Polícia Florestal admite dificuldades para cuidar de Mata
Paulo Ubiratan
De Londrina
A Polícia Florestal de Londrina afirma não ter condições de coibir a caça na Mata dos Godoy (localizada no Patrimônio Regina, a 14 quilômetros do centro de Londrina). Segundo o cabo José Brasilino Sanches Moreira, é impossível impedir esse tipo de crime. Além da mata ser muito grande, os caçadores possuem meios sofisticados para caçar. Eles não são pobres que caçam bichos para sobreviver, disse. Ontem, a Folha mostrou a preocupação de uma equipe da Universidade Estadual de Londrina (UEL) que encontrou no local várias armadilhas.
O cabo Moreira contou que os caçadores entram na área, matam os animais para depois se vangloriar com amigos comendo carnes sofisticadas. Estes caçadores chegam a contratar observadores com binóculos, que ficam em locais estratégicos cuidando da chegada da fiscalização. Por intermédio de telefones celulares eles avisam os caçadores frente a qualquer contratempo, disse o cabo. No entanto, ele afirma que a mata não está abandonada, como muitos pensam. Para cuidar de 132 municípios, a Polícia Florestal de Londrina possui 52 homens, três viaturas e três barcos.
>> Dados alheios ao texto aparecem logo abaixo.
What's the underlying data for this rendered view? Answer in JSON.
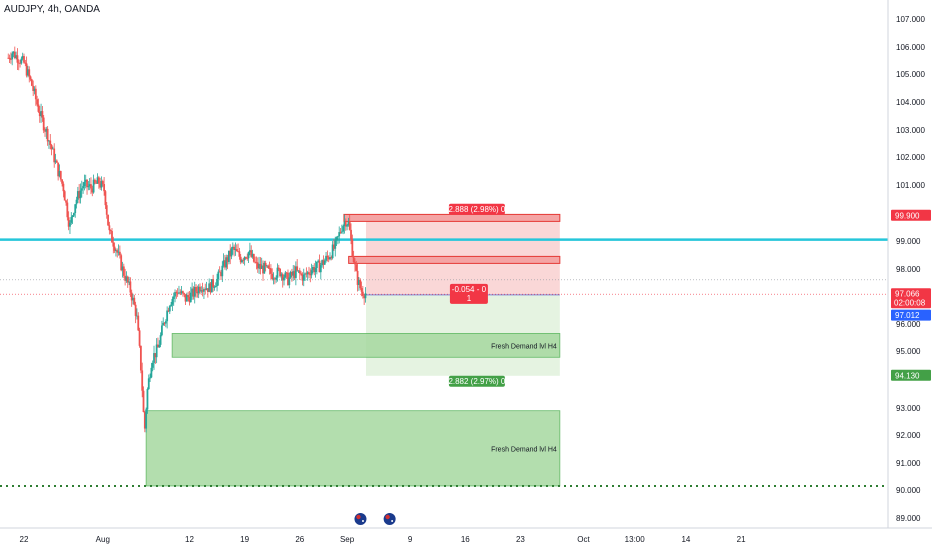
{
  "header": {
    "symbol_title": "AUDJPY, 4h, OANDA"
  },
  "colors": {
    "up": "#26a69a",
    "down": "#ef5350",
    "resistance_line": "#26c6da",
    "support_dots": "#2e7d32",
    "stop_fill": "#f8c9c9",
    "target_fill": "#dff0da",
    "demand_fill": "#a6d9a0",
    "supply_fill": "#f4a4a4",
    "price_tag_red": "#f23645",
    "price_tag_blue": "#2962ff",
    "price_tag_green": "#43a047"
  },
  "chart_data": {
    "type": "candlestick",
    "timeframe": "4h",
    "ylim": [
      88.5,
      107.6
    ],
    "y_ticks": [
      89.0,
      90.0,
      91.0,
      92.0,
      93.0,
      95.0,
      96.0,
      97.0,
      98.0,
      99.0,
      100.0,
      101.0,
      102.0,
      103.0,
      104.0,
      105.0,
      106.0,
      107.0
    ],
    "y_tick_labels": [
      "89.000",
      "90.000",
      "91.000",
      "92.000",
      "93.000",
      "95.000",
      "96.000",
      "97.000",
      "98.000",
      "99.000",
      "100.000",
      "101.000",
      "102.000",
      "103.000",
      "104.000",
      "105.000",
      "106.000",
      "107.000"
    ],
    "x_ticks": [
      {
        "label": "22",
        "day": 0
      },
      {
        "label": "Aug",
        "day": 10
      },
      {
        "label": "12",
        "day": 21
      },
      {
        "label": "19",
        "day": 28
      },
      {
        "label": "26",
        "day": 35
      },
      {
        "label": "Sep",
        "day": 41
      },
      {
        "label": "9",
        "day": 49
      },
      {
        "label": "16",
        "day": 56
      },
      {
        "label": "23",
        "day": 63
      },
      {
        "label": "Oct",
        "day": 71
      },
      {
        "label": "13:00",
        "day": 77.5
      },
      {
        "label": "14",
        "day": 84
      },
      {
        "label": "21",
        "day": 91
      }
    ],
    "price_path": [
      [
        -2,
        105.6
      ],
      [
        -1.5,
        105.8
      ],
      [
        0,
        105.4
      ],
      [
        1,
        104.6
      ],
      [
        2,
        103.6
      ],
      [
        3,
        102.8
      ],
      [
        4,
        101.8
      ],
      [
        5,
        100.9
      ],
      [
        5.8,
        99.5
      ],
      [
        6.5,
        100.4
      ],
      [
        7.5,
        101.0
      ],
      [
        8.5,
        100.9
      ],
      [
        9.5,
        101.1
      ],
      [
        10.2,
        100.8
      ],
      [
        10.8,
        99.3
      ],
      [
        11.6,
        98.8
      ],
      [
        12.6,
        97.9
      ],
      [
        13.5,
        97.2
      ],
      [
        14.3,
        96.3
      ],
      [
        14.9,
        94.2
      ],
      [
        15.3,
        92.1
      ],
      [
        15.6,
        93.5
      ],
      [
        16.2,
        94.7
      ],
      [
        17,
        95.1
      ],
      [
        17.7,
        96.0
      ],
      [
        18.5,
        96.8
      ],
      [
        19.5,
        97.2
      ],
      [
        20.5,
        96.9
      ],
      [
        21.5,
        97.1
      ],
      [
        22.5,
        97.4
      ],
      [
        23.5,
        97.3
      ],
      [
        24.5,
        97.6
      ],
      [
        25.5,
        98.2
      ],
      [
        26.5,
        98.7
      ],
      [
        27.5,
        98.4
      ],
      [
        28.5,
        98.6
      ],
      [
        29.5,
        98.1
      ],
      [
        30.5,
        98.0
      ],
      [
        31.5,
        97.8
      ],
      [
        32.5,
        97.9
      ],
      [
        33.5,
        97.6
      ],
      [
        34.5,
        97.9
      ],
      [
        35.5,
        97.7
      ],
      [
        36.5,
        98.0
      ],
      [
        37.5,
        98.1
      ],
      [
        38.5,
        98.4
      ],
      [
        39.5,
        98.8
      ],
      [
        40.3,
        99.5
      ],
      [
        40.8,
        99.75
      ],
      [
        41.2,
        99.6
      ],
      [
        41.7,
        98.6
      ],
      [
        42.2,
        97.7
      ],
      [
        42.8,
        97.2
      ],
      [
        43.4,
        97.1
      ]
    ],
    "annotations": {
      "resistance_line": 99.05,
      "support_line": 90.15,
      "position": {
        "x_start": 43.4,
        "x_end": 68,
        "entry": 97.04,
        "stop": 99.9,
        "target": 94.13,
        "stop_label": "2.888 (2.98%) 0",
        "target_label": "2.882 (2.97%) 0",
        "pnl_label_line1": "-0.054 - 0",
        "pnl_label_line2": "1"
      },
      "supply_zones": [
        {
          "x_start": 40.6,
          "x_end": 68,
          "top": 99.95,
          "bottom": 99.7
        },
        {
          "x_start": 41.2,
          "x_end": 68,
          "top": 98.45,
          "bottom": 98.2
        }
      ],
      "demand_zones": [
        {
          "x_start": 18.8,
          "x_end": 68,
          "top": 95.65,
          "bottom": 94.78,
          "label": "Fresh Demand lvl H4"
        },
        {
          "x_start": 15.5,
          "x_end": 68,
          "top": 92.9,
          "bottom": 90.15,
          "label": "Fresh Demand lvl H4"
        }
      ],
      "price_tags": [
        {
          "value": 99.9,
          "label": "99.900",
          "kind": "red"
        },
        {
          "value": 97.066,
          "label": "97.066",
          "sub": "02:00:08",
          "kind": "red"
        },
        {
          "value": 97.012,
          "label": "97.012",
          "kind": "blue"
        },
        {
          "value": 94.13,
          "label": "94.130",
          "kind": "green"
        }
      ],
      "event_markers": [
        {
          "day": 42.7
        },
        {
          "day": 46.4
        }
      ]
    }
  }
}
Conforme o biólogo da Universidade Estadual de Londrina (UEL), Vlamir Rocha, na mata é encontrada grande variedade de animais silvestres, inclusive antas que estão sendo mortas por caçadores. Há dois anos, diz o biológo, existiam 40 animais desta espécie e hoje restam apenas 20. Ele pesquisa a Mata dos Godoy há 9 anos. Segundo ele, ela é habitada por catetos (porco-do-mato), pacas e capivaras e animais raríssimos, como gato do mato, a jaguatirica, a onça parda e macacos que também estão em fase de extinção.
Conforme estudos feitos pela UEL, o Paraná possui cerca de 240 espécies de árvores identificadas e, pelo menos, 200 delas podem ser encontradas na Mata dos Godoy. O Instituto Ambiental do Paraná (IAP), responsável pela preservação da área também diz não possuir meios para fazer uma fiscalização efetiva no local.